A patent troll is a company that acquires intellectual property (typically patents) with the aim of suing other companies for infringement in order to ultimately force the target company to pay a cash settlement in order to avoid even more expensive litigation. Patent trolls are a serious and growing issue to the startup and emerging company community, since patent trolls can suck precious time and financial resources out of such companies.
In response, the White House has been pushing for reforms that would increase companies’ protection from patent trolls and reduce the effectiveness of their tactics. Specifically, President Obama initiated five Executive Actions (which took immediate effect) and made seven legislative proposals to Congress.
Among his executive orders, President Obama ordered:
– the PTO to require patent applicants and owners to designate and regularly update the “ultimate parent entity” in control of the patent or application
– additional training for patent examiners so as to provide additional scrutiny on functional claims, in order to avoid overly-broad claims in applications
– drafting of educational and outreach materials for target companies facing claims from patent trolls in order to help target companies better understand their rights and responsibilities before deciding whether to engage in the litigation process
– roundtables and workshops to study and publish data and information on the issue of patent trolls and abusive litigation
– an evaluation of the scope, process, and standards of exclusion orders, which bar the importation of infringing goods.
Furthermore, the White House recommended Congress pass legislation that would:
– require any party that sends an infringement notice and settlement demand letter or files and infringement suit to disclose the “real party in interest”, to better expose patent trolls who use shell corporations to obscure their activities
– permit district courts more discretion to award attorneys’ fees to prevailing parties as a sanction for abusive litigation
– expand business method patents to include more computer-enabled patents and allow more challengers to have patents reviewed before the Patent Trial and Appeals Board
– protect consumers and businesses who use off-the-shelf products in their intended uses
– bring the U.S. International Trade Commission’s standards for injunctions in line with that of district courts
– enable and incentivize public filing of infringement notice and settlement demand letters to allow them to be made accessible by the public
– provide the International Trade Commission additional resources to enable the hiring of additional qualified Administrative Law judges
Congress is already considering the second of the White House’s legislative suggestions.
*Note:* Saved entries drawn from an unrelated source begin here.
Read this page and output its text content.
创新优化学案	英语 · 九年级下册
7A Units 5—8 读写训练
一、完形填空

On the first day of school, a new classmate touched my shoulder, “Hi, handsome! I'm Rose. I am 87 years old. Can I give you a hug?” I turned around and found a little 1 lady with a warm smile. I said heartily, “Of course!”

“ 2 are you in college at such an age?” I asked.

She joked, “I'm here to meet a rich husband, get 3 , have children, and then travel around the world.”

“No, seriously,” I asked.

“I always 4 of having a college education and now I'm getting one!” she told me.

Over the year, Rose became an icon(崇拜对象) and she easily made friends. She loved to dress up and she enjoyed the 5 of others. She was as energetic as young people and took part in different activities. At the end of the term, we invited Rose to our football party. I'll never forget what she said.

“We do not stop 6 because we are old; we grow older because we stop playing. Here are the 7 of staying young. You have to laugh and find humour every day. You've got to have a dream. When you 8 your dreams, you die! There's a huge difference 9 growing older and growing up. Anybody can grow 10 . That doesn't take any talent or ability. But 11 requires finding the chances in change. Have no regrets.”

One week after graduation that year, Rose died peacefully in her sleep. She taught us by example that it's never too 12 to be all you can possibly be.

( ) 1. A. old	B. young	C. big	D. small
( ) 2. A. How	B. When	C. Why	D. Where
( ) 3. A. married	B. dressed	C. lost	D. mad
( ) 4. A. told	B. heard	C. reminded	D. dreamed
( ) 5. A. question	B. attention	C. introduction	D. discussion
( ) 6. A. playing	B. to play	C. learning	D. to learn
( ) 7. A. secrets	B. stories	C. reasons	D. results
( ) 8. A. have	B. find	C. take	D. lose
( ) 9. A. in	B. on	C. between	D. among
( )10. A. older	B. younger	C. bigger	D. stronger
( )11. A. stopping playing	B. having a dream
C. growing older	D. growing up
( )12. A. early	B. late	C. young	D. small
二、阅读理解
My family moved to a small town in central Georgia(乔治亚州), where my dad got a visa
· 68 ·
The SHIELD Act, currently in the House of Representatives, would require patent licensing companies who purchase and license patents in the open market — read: patent trolls — who lose patent infringement litigation initiated by them to pay the the defendants’ costs.
If you as a startup or emerging company receive a letter from a patent troll, you should consult with an attorney experienced in defending against patent infringement suits before responding. Some patent trolls are only in it for the quick buck, so the moment you lawyer up they may back off. Having an attorney from the beginning of the process will help you understand and protect your rights and your company — they will help you decide when it is worth it to fight, and when, unfortunately, it may not be worth it to fight.